To Code or Not to Code?

That is a good question – and one I am increasingly being asked by parents these days.

There is a LOT more to this than a simple yes or no answer, but my opinion is that I’m not convinced that encouraging kids to become coders is a great idea, I think they should learn to code, if they’re keen, but only so they can understand it better, so they can be creative with it. You see you can employ coders, they are a dime a dozen, they’re all over the web. It’s the creative ‘big picture’ aspect that is lacking, ie what to code, not so much how.

That said… It’s hard to know what you can do if you don’t know how. Basically you don’t need to be the best coder, you need to be good enough to really know what its potential is. 

“Someday, the understanding of computational processes may be indispensable for people in all occupations. But it’s not yet clear when we’ll cross that bridge from nice-to-know to must-know.”

“But is it really crucial to be able to code? Many content producers use technology virtually every waking hour of their life, and they don’t know a variable from an identifier, or an integer from a string. Personally, I’m conflicted: I have a technical background, but for most people I just don’t see how being able to compile code is going to prove useful.”

Clearly there is no shortage of people that want to code, and those that have the predilection will. I mean, the point is it’s not hard to act on it, to make it happen, and … if you can’t, then coding is probably not an option for you.

Compare that to say ..

… learning the oboe, well that’s not quite so easy to learn if you only have a computer and an internet connection. But there are millions of people out there who do, and are honing their abilities every day, and they don’t expect to be paid as much for it as you might think. 

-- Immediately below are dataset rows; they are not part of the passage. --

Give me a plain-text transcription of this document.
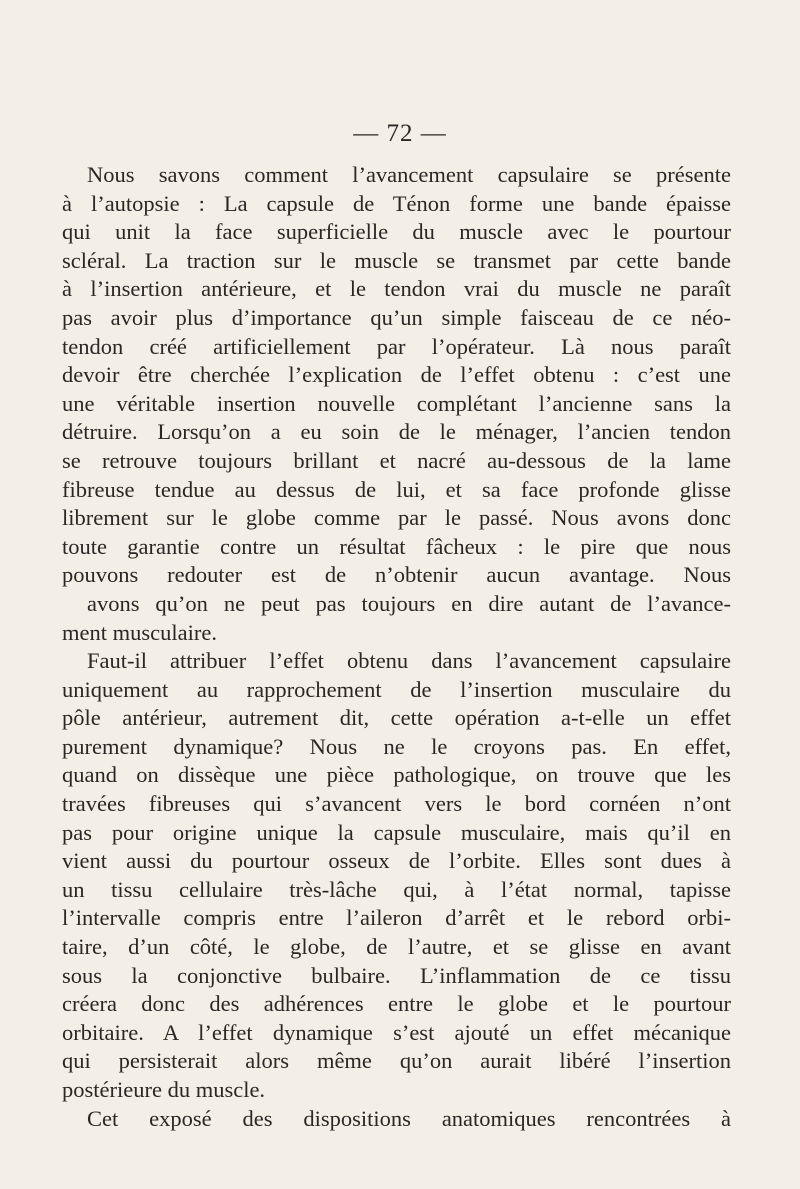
— 72 —
Nous savons comment l’avancement capsulaire se présente
à l’autopsie : La capsule de Ténon forme une bande épaisse
qui unit la face superficielle du muscle avec le pourtour
scléral. La traction sur le muscle se transmet par cette bande
à l’insertion antérieure, et le tendon vrai du muscle ne paraît
pas avoir plus d’importance qu’un simple faisceau de ce néo-
tendon créé artificiellement par l’opérateur. Là nous paraît
devoir être cherchée l’explication de l’effet obtenu : c’est une
une véritable insertion nouvelle complétant l’ancienne sans la
détruire. Lorsqu’on a eu soin de le ménager, l’ancien tendon
se retrouve toujours brillant et nacré au-dessous de la lame
fibreuse tendue au dessus de lui, et sa face profonde glisse
librement sur le globe comme par le passé. Nous avons donc
toute garantie contre un résultat fâcheux : le pire que nous
pouvons redouter est de n’obtenir aucun avantage. Nous
avons qu’on ne peut pas toujours en dire autant de l’avance-
ment musculaire.
Faut-il attribuer l’effet obtenu dans l’avancement capsulaire
uniquement au rapprochement de l’insertion musculaire du
pôle antérieur, autrement dit, cette opération a-t-elle un effet
purement dynamique? Nous ne le croyons pas. En effet,
quand on dissèque une pièce pathologique, on trouve que les
travées fibreuses qui s’avancent vers le bord cornéen n’ont
pas pour origine unique la capsule musculaire, mais qu’il en
vient aussi du pourtour osseux de l’orbite. Elles sont dues à
un tissu cellulaire très-lâche qui, à l’état normal, tapisse
l’intervalle compris entre l’aileron d’arrêt et le rebord orbi-
taire, d’un côté, le globe, de l’autre, et se glisse en avant
sous la conjonctive bulbaire. L’inflammation de ce tissu
créera donc des adhérences entre le globe et le pourtour
orbitaire. A l’effet dynamique s’est ajouté un effet mécanique
qui persisterait alors même qu’on aurait libéré l’insertion
postérieure du muscle.
Cet exposé des dispositions anatomiques rencontrées à
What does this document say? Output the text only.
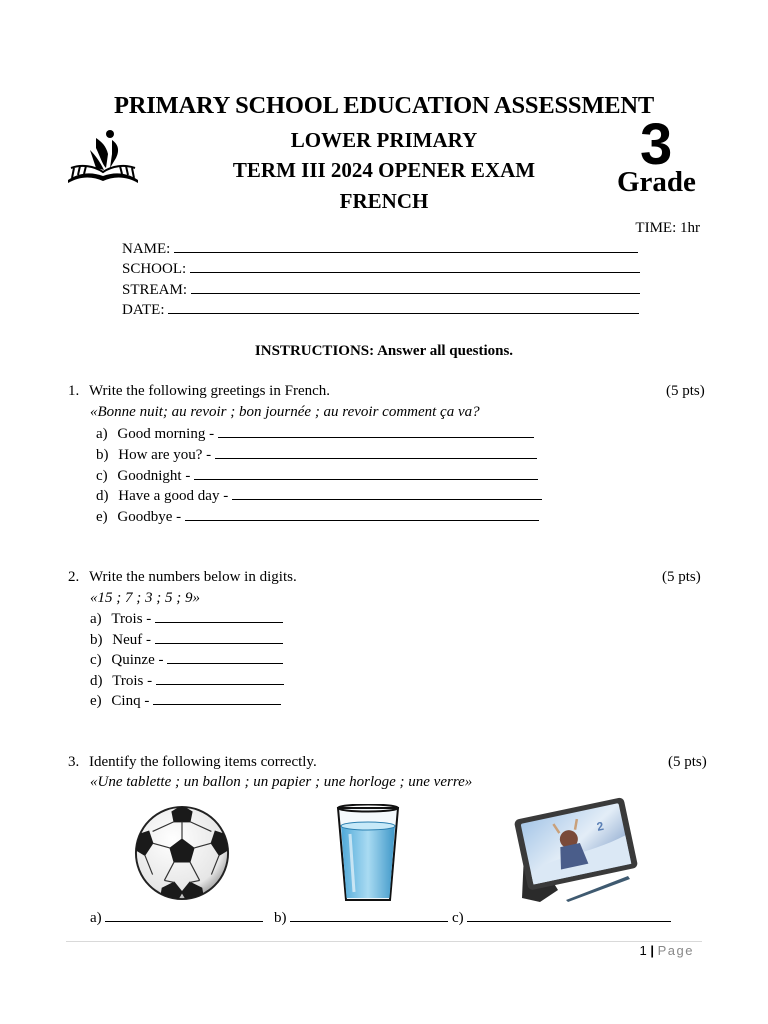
PRIMARY SCHOOL EDUCATION ASSESSMENT
LOWER PRIMARY
TERM III 2024 OPENER EXAM
FRENCH
3
Grade
TIME: 1hr
NAME:
SCHOOL:
STREAM:
DATE:
INSTRUCTIONS: Answer all questions.
1. Write the following greetings in French.	(5 pts)
«Bonne nuit; au revoir ; bon journée ; au revoir comment ça va?
a) Good morning -
b) How are you? -
c) Goodnight -
d) Have a good day -
e) Goodbye -
2. Write the numbers below in digits.	(5 pts)
«15 ; 7 ; 3 ; 5 ; 9»
a) Trois -
b) Neuf -
c) Quinze -
d) Trois -
e) Cinq -
3. Identify the following items correctly.	(5 pts)
«Une tablette ; un ballon ; un papier ; une horloge ; une verre»
2
a)	b)	c)
1 | Page
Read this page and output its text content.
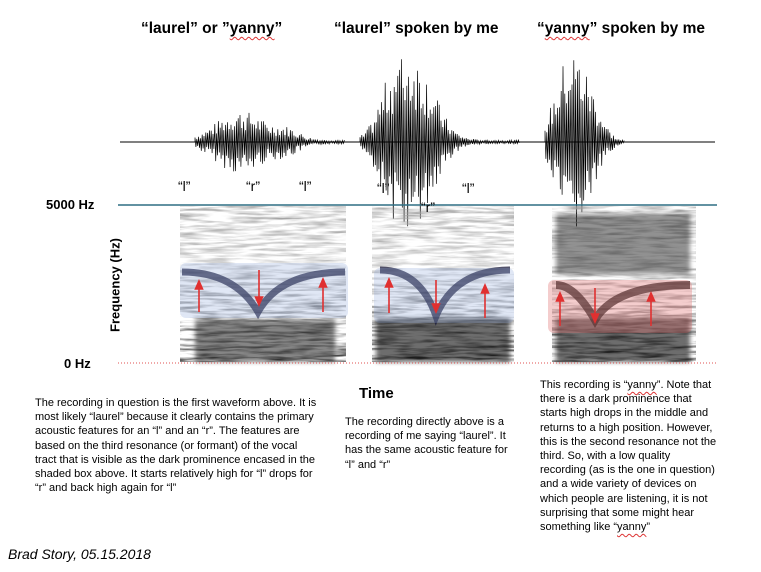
“laurel” or ”yanny”	“laurel” spoken by me “yanny” spoken by me
“l”	“r”	“l”	“l”
“r”
“l”
5000 Hz
0 Hz
Frequency (Hz)
Time
The recording in question is the first waveform above. It is most likely “laurel” because it clearly contains the primary acoustic features for an “l” and an “r”. The features are based on the third resonance (or formant) of the vocal tract that is visible as the dark prominence encased in the shaded box above. It starts relatively high for “l” drops for “r” and back high again for “l”
The recording directly above is a recording of me saying “laurel”. It has the same acoustic feature for “l” and “r”
This recording is “yanny”. Note that there is a dark prominence that starts high drops in the middle and returns to a high position. However, this is the second resonance not the third. So, with a low quality recording (as is the one in question) and a wide variety of devices on which people are listening, it is not surprising that some might hear something like “yanny”
Brad Story, 05.15.2018
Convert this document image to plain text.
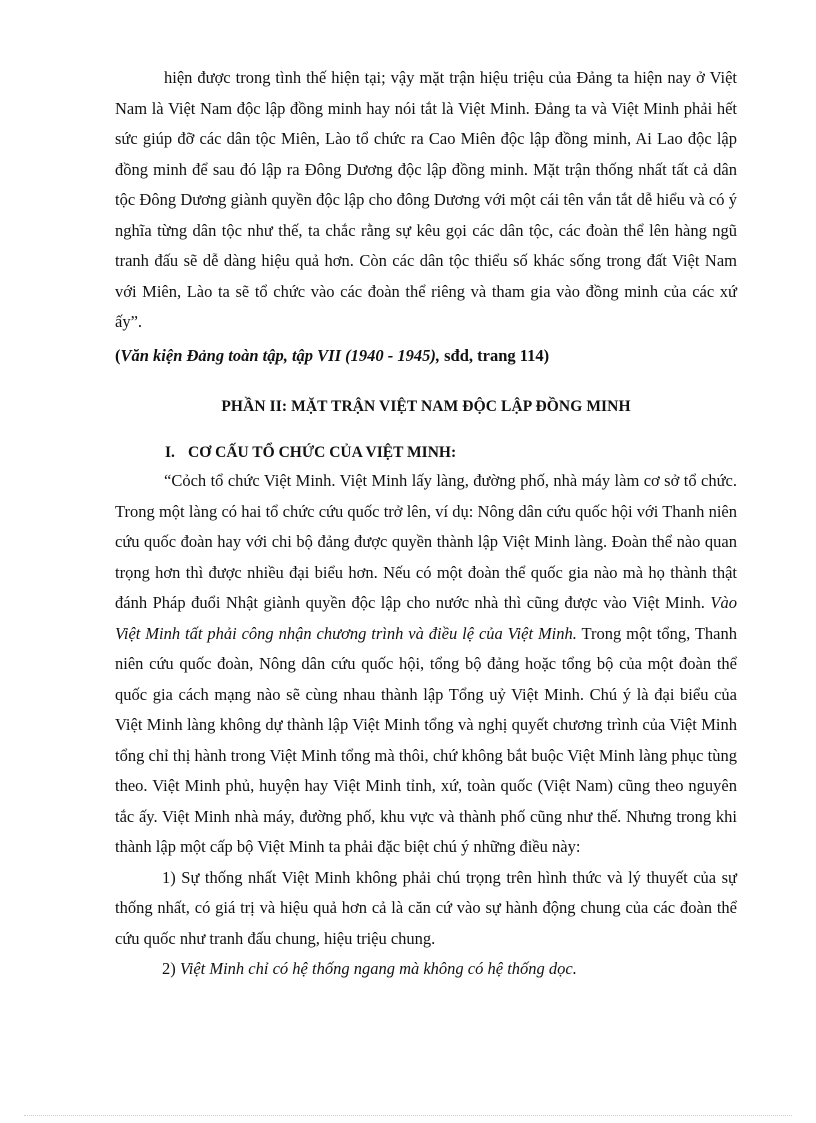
hiện được trong tình thế hiện tại; vậy mặt trận hiệu triệu của Đảng ta hiện nay ở Việt Nam là Việt Nam độc lập đồng minh hay nói tắt là Việt Minh. Đảng ta và Việt Minh phải hết sức giúp đỡ các dân tộc Miên, Lào tổ chức ra Cao Miên độc lập đồng minh, Ai Lao độc lập đồng minh để sau đó lập ra Đông Dương độc lập đồng minh. Mặt trận thống nhất tất cả dân tộc Đông Dương giành quyền độc lập cho đông Dương với một cái tên vắn tắt dễ hiểu và có ý nghĩa từng dân tộc như thế, ta chắc rằng sự kêu gọi các dân tộc, các đoàn thể lên hàng ngũ tranh đấu sẽ dễ dàng hiệu quả hơn. Còn các dân tộc thiểu số khác sống trong đất Việt Nam với Miên, Lào ta sẽ tổ chức vào các đoàn thể riêng và tham gia vào đồng minh của các xứ ấy”.

(Văn kiện Đảng toàn tập, tập VII (1940 - 1945), sđd, trang 114)

PHẦN II: MẶT TRẬN VIỆT NAM ĐỘC LẬP ĐỒNG MINH
I. CƠ CẤU TỔ CHỨC CỦA VIỆT MINH:

“Cỏch tổ chức Việt Minh. Việt Minh lấy làng, đường phố, nhà máy làm cơ sở tổ chức. Trong một làng có hai tổ chức cứu quốc trở lên, ví dụ: Nông dân cứu quốc hội với Thanh niên cứu quốc đoàn hay với chi bộ đảng được quyền thành lập Việt Minh làng. Đoàn thể nào quan trọng hơn thì được nhiều đại biểu hơn. Nếu có một đoàn thể quốc gia nào mà họ thành thật đánh Pháp đuổi Nhật giành quyền độc lập cho nước nhà thì cũng được vào Việt Minh. Vào Việt Minh tất phải công nhận chương trình và điều lệ của Việt Minh. Trong một tổng, Thanh niên cứu quốc đoàn, Nông dân cứu quốc hội, tổng bộ đảng hoặc tổng bộ của một đoàn thể quốc gia cách mạng nào sẽ cùng nhau thành lập Tổng uỷ Việt Minh. Chú ý là đại biểu của Việt Minh làng không dự thành lập Việt Minh tổng và nghị quyết chương trình của Việt Minh tổng chỉ thị hành trong Việt Minh tổng mà thôi, chứ không bắt buộc Việt Minh làng phục tùng theo. Việt Minh phủ, huyện hay Việt Minh tỉnh, xứ, toàn quốc (Việt Nam) cũng theo nguyên tắc ấy. Việt Minh nhà máy, đường phố, khu vực và thành phố cũng như thế. Nhưng trong khi thành lập một cấp bộ Việt Minh ta phải đặc biệt chú ý những điều này:

1) Sự thống nhất Việt Minh không phải chú trọng trên hình thức và lý thuyết của sự thống nhất, có giá trị và hiệu quả hơn cả là căn cứ vào sự hành động chung của các đoàn thể cứu quốc như tranh đấu chung, hiệu triệu chung.

2) Việt Minh chỉ có hệ thống ngang mà không có hệ thống dọc.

So – how do we learn this stuff?  

 All the people I know who are any use with IT and ICTs (yes, there is a difference) are those who basically taught themselves (including myself). It’s almost a rite of passage. My instinct tells me that the kind of kids who can code WILL code, and if they can’t find ways to teach themselves using the plethora of resources online, then, they probably haven’t got what it takes to code. Simple as that.

I have never been taught ‘IT’ but I had to teach myself HTML to design web pages, and ActionScript to create Flash animations – at its best, that is what things like coding ‘computer science’ and subjects like DT teaches kids – YOU can solve your own problems, and you can teach yourself how to do it. The WWWHWW have getting from A to B, even if it means going through D, H and X to get there. The first time.

That’s another argument for coding, not so much as a skills for the workplace, but the process, the rationale it demands, here’s a quote from a colleague who teaches IT in MS and HS, from an email exchange we had on this subject recently: This point about developing critical/analytical thinking through coding is powerful –

 “It isn’t the coding… its the critical thinking… they don’t need to code any more than they need to be able to do quadratic equations – for most people either would be redundant the minute they walk out of school. But they do need to have stretched their minds, to have made their thoughts work in a different way, which both of those will. Almost none of them need to code (or indeed use a lot of what we teach them in school – ox bow lakes for example), but the ability to problem solve is essential. It could be taught through other things, it simply isn’t in many cases… And people rarely choose to learn critical thinking unless they are an ‘IT geek’ and they are the ones that probably can already do it.

 I don’t understand why people question that this needs to be taught as people won’t be coders, while we still do teach algebra and the periodic table to kids that will not be mathematicians or chemists. Education is not about learning a set of knowledge or practical skills that you can use later, it is about teaching you to think, to think in many different ways, to play with ideas in many different ways and to have a toolbox of techniques to address puzzles or problems you meet later. Abstract, critical thinking is one of the tools…”

 So, my advice to potential coders would be learn to walk before you run, or more precisely, learn to walk (scratch) run (stencyl) jump (alice) then you can really get creative (dance) with the source code: 

 All of the the tools below are free, come with great support materials, tutorials, and communities to get you from A to B, even if you have to travel via N and X. 

  1. Start with scratch http://scratch.mit.edu/
  2. Progress to stencyl http://www.stencyl.com/
  3. Then to alice http://www.alice.org/

 By then you should be ready for the source code, this site hackerbuddies http://hackerbuddy.com/ will help with this final stage… One-on-one mentoring for startup hackers.

… but even then, which language?

C

Python

JavaScript

PHP

C++

Java

 there are many more … http://langpop.com/

But I would imagine for most kids the biggest motivator would be to create an app, using xCode. Which you can port to from Stencyl, but you have to pay $150 to enable that feature, so you can learn for free, you only need to pay when/if you’re ready to put into the market place. Clearly it is the desire to create ‘Apps’ that is driving the current resurgence in interest in coding. For more on this phenomenon, read this article.

 If your child is impatient to get going, learning Scratch and Stencyl will ensure they are more than ready for the next step.